Ma questa scelta in negativo, questo scegliere di non andarsene, non è pur sempre una scelta?
Non sto forse solo negando a me stessa, che, se anche la mia vita sembra non appartenermi, io forse comincio ad appartenere a lei? Che nonostante io faccia di tutto per non mettere radici, la terra di questo luogo ha piano piano ricoperto i miei piedi?
"La vita é quello che ti succede mentre sei impegnato a fare altre progetti" dice una delle più celebri frasi di John Lennon.
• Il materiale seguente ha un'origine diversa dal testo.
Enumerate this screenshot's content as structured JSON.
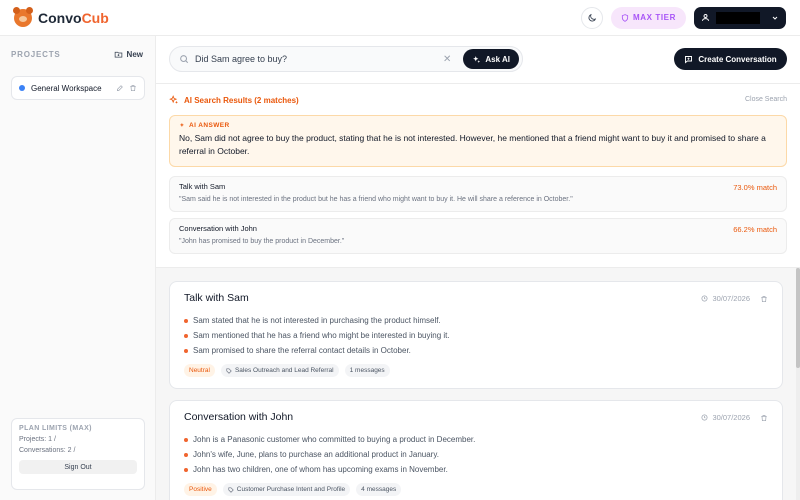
{
  "app": {
    "name_main": "Convo",
    "name_accent": "Cub"
  },
  "header": {
    "tier_label": "MAX TIER"
  },
  "sidebar": {
    "projects_title": "PROJECTS",
    "new_label": "New",
    "workspace_label": "General Workspace",
    "plan": {
      "title": "PLAN LIMITS (MAX)",
      "projects": "Projects: 1 /",
      "conversations": "Conversations: 2 /",
      "signout": "Sign Out"
    }
  },
  "search": {
    "value": "Did Sam agree to buy?",
    "ask_label": "Ask AI"
  },
  "toolbar": {
    "create_label": "Create Conversation"
  },
  "results": {
    "title": "AI Search Results (2 matches)",
    "close_label": "Close Search",
    "answer_label": "AI ANSWER",
    "answer_text": "No, Sam did not agree to buy the product, stating that he is not interested. However, he mentioned that a friend might want to buy it and promised to share a referral in October.",
    "matches": [
      {
        "title": "Talk with Sam",
        "pct": "73.0% match",
        "quote": "\"Sam said he is not interested in the product but he has a friend who might want to buy it. He will share a reference in October.\""
      },
      {
        "title": "Conversation with John",
        "pct": "66.2% match",
        "quote": "\"John has promised to buy the product in December.\""
      }
    ]
  },
  "conversations": [
    {
      "title": "Talk with Sam",
      "date": "30/07/2026",
      "bullets": [
        "Sam stated that he is not interested in purchasing the product himself.",
        "Sam mentioned that he has a friend who might be interested in buying it.",
        "Sam promised to share the referral contact details in October."
      ],
      "sentiment": "Neutral",
      "topic": "Sales Outreach and Lead Referral",
      "messages": "1 messages"
    },
    {
      "title": "Conversation with John",
      "date": "30/07/2026",
      "bullets": [
        "John is a Panasonic customer who committed to buying a product in December.",
        "John's wife, June, plans to purchase an additional product in January.",
        "John has two children, one of whom has upcoming exams in November."
      ],
      "sentiment": "Positive",
      "topic": "Customer Purchase Intent and Profile",
      "messages": "4 messages"
    }
  ],
  "colors": {
    "accent": "#f0642e",
    "dark": "#111827",
    "tier": "#a855f7"
  }
}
E così credo sia successo a me: mentre ero impegnata a fare altro, la mia vita ha iniziato a costruirsi a mia insaputa e questo luogo ad agganciarmi con mille invisibili uncini: un lavoro a tempo indeterminato, i corsi di danza che non voglio lasciare, la ripresa degli allenamenti con la vecchia squadra di nuoto, i rinnovati rapporti con la mia famiglia, qualche nuova amicizia e un locale di cui sono diventata un'abituée.
E senza rendermene conto ho finito per comprare un'auto tutta mia, ridurre le mie fughe in treno a Mantova (dove vivevo una vita parallela) e scegliere i mobili per la mia nuova casa.
Alla fine del film, Holly capisce che non può, e forse non vuole, più scappare. Si arrende all'idea di non poter più essere quella "poor slob", che non appartiene a nessuno e non possiede niente. Allora corre in strada sotto la pioggia a cercare il suo randagio e anonimo alter ego felino, finalmente pronta a dargli un nome e una casa.
Io non sono Audrey Hepburn, non vivo a New York e non indosso elegantissimi tubini.
Lei ha deciso di adottare un gatto, io mi sono fatta la carta fedeltà di una multinazionale dell'arredamento.
Holly Golightly faceva colazione da Tiffany, io prendo il caffé all'Ikea.